Ed dialled room service and then the hotel restaurant to reserve a table for dinner. With a sandwich and half a bottle of wine, she sat at her laptop looking for somewhere to live. The income from the house in London and her increased salary meant she could afford somewhere decent, central and with a garage for her new car. A couple of hours on the internet passed rapidly. Calculating that her meeting tomorrow morning with Addler wouldn’t last longer than an hour, she made three appointments for viewings in the afternoon.
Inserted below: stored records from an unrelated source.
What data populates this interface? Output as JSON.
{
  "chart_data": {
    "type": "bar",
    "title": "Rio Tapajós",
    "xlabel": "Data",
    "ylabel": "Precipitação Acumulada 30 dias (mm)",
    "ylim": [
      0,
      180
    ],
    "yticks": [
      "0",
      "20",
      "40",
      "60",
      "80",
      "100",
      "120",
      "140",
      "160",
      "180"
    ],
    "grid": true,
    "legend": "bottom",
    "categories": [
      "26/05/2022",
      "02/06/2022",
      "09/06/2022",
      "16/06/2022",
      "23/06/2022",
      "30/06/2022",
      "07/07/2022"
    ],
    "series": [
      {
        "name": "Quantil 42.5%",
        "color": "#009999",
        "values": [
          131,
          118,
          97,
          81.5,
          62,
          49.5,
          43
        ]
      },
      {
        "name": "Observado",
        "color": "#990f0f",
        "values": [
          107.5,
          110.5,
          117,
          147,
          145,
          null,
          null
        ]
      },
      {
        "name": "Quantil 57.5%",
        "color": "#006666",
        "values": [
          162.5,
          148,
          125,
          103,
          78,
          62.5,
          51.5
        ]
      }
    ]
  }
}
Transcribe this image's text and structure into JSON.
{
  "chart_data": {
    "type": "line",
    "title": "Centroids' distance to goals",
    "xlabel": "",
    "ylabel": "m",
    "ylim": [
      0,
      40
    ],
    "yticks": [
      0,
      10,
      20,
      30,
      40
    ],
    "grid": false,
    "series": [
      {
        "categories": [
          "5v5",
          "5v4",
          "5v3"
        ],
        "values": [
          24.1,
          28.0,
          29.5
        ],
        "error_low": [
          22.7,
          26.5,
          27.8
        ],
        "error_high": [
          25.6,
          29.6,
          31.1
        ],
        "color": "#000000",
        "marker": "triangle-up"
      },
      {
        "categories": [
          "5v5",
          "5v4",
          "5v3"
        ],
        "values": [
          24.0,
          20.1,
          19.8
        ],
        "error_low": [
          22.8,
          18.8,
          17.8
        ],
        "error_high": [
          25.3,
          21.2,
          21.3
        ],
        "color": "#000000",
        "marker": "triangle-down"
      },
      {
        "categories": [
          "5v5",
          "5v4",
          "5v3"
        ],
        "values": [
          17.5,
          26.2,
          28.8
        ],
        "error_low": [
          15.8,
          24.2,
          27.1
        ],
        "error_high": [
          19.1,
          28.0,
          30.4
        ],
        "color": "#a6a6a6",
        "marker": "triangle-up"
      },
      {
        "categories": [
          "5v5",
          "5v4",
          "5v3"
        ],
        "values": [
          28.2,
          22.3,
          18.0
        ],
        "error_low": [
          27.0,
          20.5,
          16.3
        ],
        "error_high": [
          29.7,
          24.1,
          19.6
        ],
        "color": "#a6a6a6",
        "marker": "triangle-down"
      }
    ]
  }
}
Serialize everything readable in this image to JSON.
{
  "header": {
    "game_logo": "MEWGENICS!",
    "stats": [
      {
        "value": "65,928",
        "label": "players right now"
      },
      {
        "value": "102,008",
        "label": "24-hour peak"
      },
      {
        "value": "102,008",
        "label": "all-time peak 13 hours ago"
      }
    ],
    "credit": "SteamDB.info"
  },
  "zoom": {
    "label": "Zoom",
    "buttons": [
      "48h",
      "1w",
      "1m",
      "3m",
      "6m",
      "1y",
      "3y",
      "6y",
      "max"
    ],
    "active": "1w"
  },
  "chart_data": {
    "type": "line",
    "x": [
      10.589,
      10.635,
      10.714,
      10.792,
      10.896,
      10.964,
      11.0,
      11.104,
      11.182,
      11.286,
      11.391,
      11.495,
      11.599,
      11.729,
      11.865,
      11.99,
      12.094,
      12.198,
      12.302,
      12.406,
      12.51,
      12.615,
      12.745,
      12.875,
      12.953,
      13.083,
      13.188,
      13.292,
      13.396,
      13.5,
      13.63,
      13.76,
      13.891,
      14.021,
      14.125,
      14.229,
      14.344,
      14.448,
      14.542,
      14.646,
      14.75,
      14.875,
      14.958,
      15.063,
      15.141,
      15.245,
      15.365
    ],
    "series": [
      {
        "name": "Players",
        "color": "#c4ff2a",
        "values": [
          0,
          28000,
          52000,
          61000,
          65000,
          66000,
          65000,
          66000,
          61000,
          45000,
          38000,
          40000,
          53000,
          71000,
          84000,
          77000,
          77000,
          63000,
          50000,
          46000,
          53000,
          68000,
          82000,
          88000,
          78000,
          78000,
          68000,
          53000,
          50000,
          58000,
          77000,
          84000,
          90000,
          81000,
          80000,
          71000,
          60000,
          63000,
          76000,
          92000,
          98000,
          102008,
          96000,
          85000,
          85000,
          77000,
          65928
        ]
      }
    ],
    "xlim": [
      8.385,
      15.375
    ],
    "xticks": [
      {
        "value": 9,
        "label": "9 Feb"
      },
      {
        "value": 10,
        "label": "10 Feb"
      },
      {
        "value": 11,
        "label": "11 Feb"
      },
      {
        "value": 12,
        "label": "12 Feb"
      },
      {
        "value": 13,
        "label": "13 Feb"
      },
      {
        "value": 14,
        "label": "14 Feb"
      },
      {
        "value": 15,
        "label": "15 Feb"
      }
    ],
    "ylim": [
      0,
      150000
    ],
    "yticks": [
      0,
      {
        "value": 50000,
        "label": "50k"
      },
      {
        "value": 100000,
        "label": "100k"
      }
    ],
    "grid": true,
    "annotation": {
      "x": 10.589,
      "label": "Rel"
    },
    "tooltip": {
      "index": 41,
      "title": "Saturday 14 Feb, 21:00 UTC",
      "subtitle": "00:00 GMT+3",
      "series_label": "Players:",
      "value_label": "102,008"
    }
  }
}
Now she could relax. Ed ran a bath and thoughts of work were banished by the warmth which enveloped her body. Later, she selected clothes for the evening: a grey silk top and a bias-cut skirt. You never knew who you might meet when dining alone.
2
Parked at the far end of Hollowmede, he watched Lucy leave her home and walk past the junction with Elham Road. Certain she was taking the footpath to Debbie’s, he drove round the block to check she entered her friend’s house. Thirty minutes later, the two girls were still inside and he was confident they were there for the evening. It would be two hours before Lucy left to walk home, plenty of time to swap his car for the van, eat and return to wait.
It was ten years since he had taken Teresa. She’d been the first and, he’d thought at the time, the last but he’d been thwarted; her parents had been clever. Teresa and her mother had gone ab
road for a year. On their return, his baby daughter was with them. He’d thought he would care for her from afar but soon after their return there was a For Sale sign by the lamps at the entry to the Mulhollands’ home. The house was deserted. The family had disappeared and he’d been unable to trace them. After six years he’d changed. He wanted a son. He’d chosen Kimberley from a different social class but yet again he hadn’t been prepared for what happened, and it was four more years before he had the confidence to try again.
In retrospect, he realized the mistake he’d made moving from Teresa to Kimberley. Choosing from a different social class was good; overlooking the lack of religion had been bad. Kimberley had shown no scruples when she discovered she was pregnant. He’d resolved to do better next time but finding a churchgoing young woman proved difficult. Then he had a stroke of good fortune. By chance, he’d discovered that Lucy Naylor had a strong interest in religion. She didn’t attend church, but the more he observed her, the more he was convinced she’d be a good mother for his child.
Lucy would be the third, but now he was beginning to think she wouldn’t be the last. He had no fear of being caught. There were two risks. Lucy might not follow her usual route home or there could be people on the street when she did. If so he would terminate the mission. Termination would be a minor setback. The mission was his life’s work. There would be other opportunities. With sufficient time and money, success was assured.